The Food Safety Information Council has some tips for keeping democracy sausages safe this weekend.

Council chair Cathy Moir says Election Day fundraisers are a great way to raise money for schools and other community organisations, but efforts must be made to ensure they do not become a food poisoning risk.

The council has issued some tips to ensure food is safe:

  • Appoint someone to be the event supervisor to make sure your volunteers are following food safety rules. Also try to have a separate person taking the orders and money so your cooks can concentrate on handling the food safely
  • Ensure hand washing facilities with soap are available. Always wash your hands with soap and running water and dry thoroughly on a single use paper towel before handling food and after handling raw meat or poultry, going to the toilet, touching your face or hair, blowing your nose, leaving the food stall or shaking hands
  • Wear clean clothing and a clean apron
  • Never cook food for others if you are feeling unwell
  • When transporting food, only travel a short distance and make sure the food is covered and in a cool place in your vehicle e.g. in the air conditioned vehicle rather than the boot.

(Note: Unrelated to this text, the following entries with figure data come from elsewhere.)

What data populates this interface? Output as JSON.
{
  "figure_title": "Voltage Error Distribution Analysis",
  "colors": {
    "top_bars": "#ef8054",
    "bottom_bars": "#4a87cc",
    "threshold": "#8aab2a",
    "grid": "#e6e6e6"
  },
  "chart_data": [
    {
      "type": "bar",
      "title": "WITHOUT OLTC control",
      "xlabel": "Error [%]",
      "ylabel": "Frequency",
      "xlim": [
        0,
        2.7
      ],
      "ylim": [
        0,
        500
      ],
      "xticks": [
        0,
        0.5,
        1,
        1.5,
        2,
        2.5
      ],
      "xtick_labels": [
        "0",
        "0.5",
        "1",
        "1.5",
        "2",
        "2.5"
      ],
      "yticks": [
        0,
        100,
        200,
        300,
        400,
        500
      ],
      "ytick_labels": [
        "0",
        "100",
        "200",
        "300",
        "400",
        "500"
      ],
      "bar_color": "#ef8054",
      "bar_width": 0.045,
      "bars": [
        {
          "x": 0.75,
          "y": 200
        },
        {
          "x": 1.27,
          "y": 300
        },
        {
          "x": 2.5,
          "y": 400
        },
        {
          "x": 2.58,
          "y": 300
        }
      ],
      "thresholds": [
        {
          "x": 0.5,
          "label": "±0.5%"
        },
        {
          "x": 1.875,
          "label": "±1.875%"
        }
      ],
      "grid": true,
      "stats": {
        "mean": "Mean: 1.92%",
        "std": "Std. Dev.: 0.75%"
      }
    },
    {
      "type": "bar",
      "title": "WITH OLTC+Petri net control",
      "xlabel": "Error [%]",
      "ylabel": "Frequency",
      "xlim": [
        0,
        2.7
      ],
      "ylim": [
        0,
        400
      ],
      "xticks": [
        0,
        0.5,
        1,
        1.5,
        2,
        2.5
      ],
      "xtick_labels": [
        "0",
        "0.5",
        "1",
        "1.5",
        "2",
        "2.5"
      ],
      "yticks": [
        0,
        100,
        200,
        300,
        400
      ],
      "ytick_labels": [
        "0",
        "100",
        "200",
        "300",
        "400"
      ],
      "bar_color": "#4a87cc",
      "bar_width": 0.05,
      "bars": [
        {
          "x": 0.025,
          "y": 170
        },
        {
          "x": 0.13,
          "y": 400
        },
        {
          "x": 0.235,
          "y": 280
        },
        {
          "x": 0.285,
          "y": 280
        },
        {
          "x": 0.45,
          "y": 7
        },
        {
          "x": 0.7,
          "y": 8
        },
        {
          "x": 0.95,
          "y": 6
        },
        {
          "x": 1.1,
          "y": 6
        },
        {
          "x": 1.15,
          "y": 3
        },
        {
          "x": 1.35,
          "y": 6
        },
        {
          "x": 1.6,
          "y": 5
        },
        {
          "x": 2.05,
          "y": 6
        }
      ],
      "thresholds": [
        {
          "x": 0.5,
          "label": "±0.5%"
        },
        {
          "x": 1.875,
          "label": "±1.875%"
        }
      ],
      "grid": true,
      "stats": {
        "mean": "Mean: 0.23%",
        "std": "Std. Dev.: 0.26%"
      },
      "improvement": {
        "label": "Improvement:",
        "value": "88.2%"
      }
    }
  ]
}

Transport food that needs refrigerating in a cooler with ice bricks. Keep food cool under 5°C until you are ready to cook it
  • Use a probe meat thermometer to check that the sausages, hamburger patties and poultry are cooked to at least 75°C in the thickest part of the meat. Cook these foods as close as possible to the time of sale. Steak can be cooked to taste. Clean your thermometer between uses with a sterile wipe
  • Don’t put cooked meat or poultry back on the same container that raw meat or poultry has been on or use the same utensils, such as tongs, for raw and cooked foods
  • Prepare and serve ready-to-eat products such as bread, salad items and cakes etc. on a clean surface and away from raw meat to avoid cross-contamination
  • Wash any equipment such as chopping boards and knives in hot soapy water and dry thoroughly before using again. Tea towels can get contaminated quickly so you may wish to use paper towel

“If you run a cake stall don’t include riskier ingredients such as fresh cream or raw or partially cooked eggs,” Ms Moir said.

“Make sure cakes are covered to protect them from insects and people sneezing on them.

“While you don’t have to include an ingredient list of allergens on the product, be aware of any allergens in the cake (such as milk, eggs, peanuts and tree nuts, gluten and wheat, soy, sesame and lupin) so you can tell a customer if asked.

“Label the cake with the name of its maker so that, on the rare occasion something does go wrong, the food can be traced.

“You may need to register your fundraising event with your local Council so contact their environmental health officer and get more food safety advice,” Ms Moir concluded.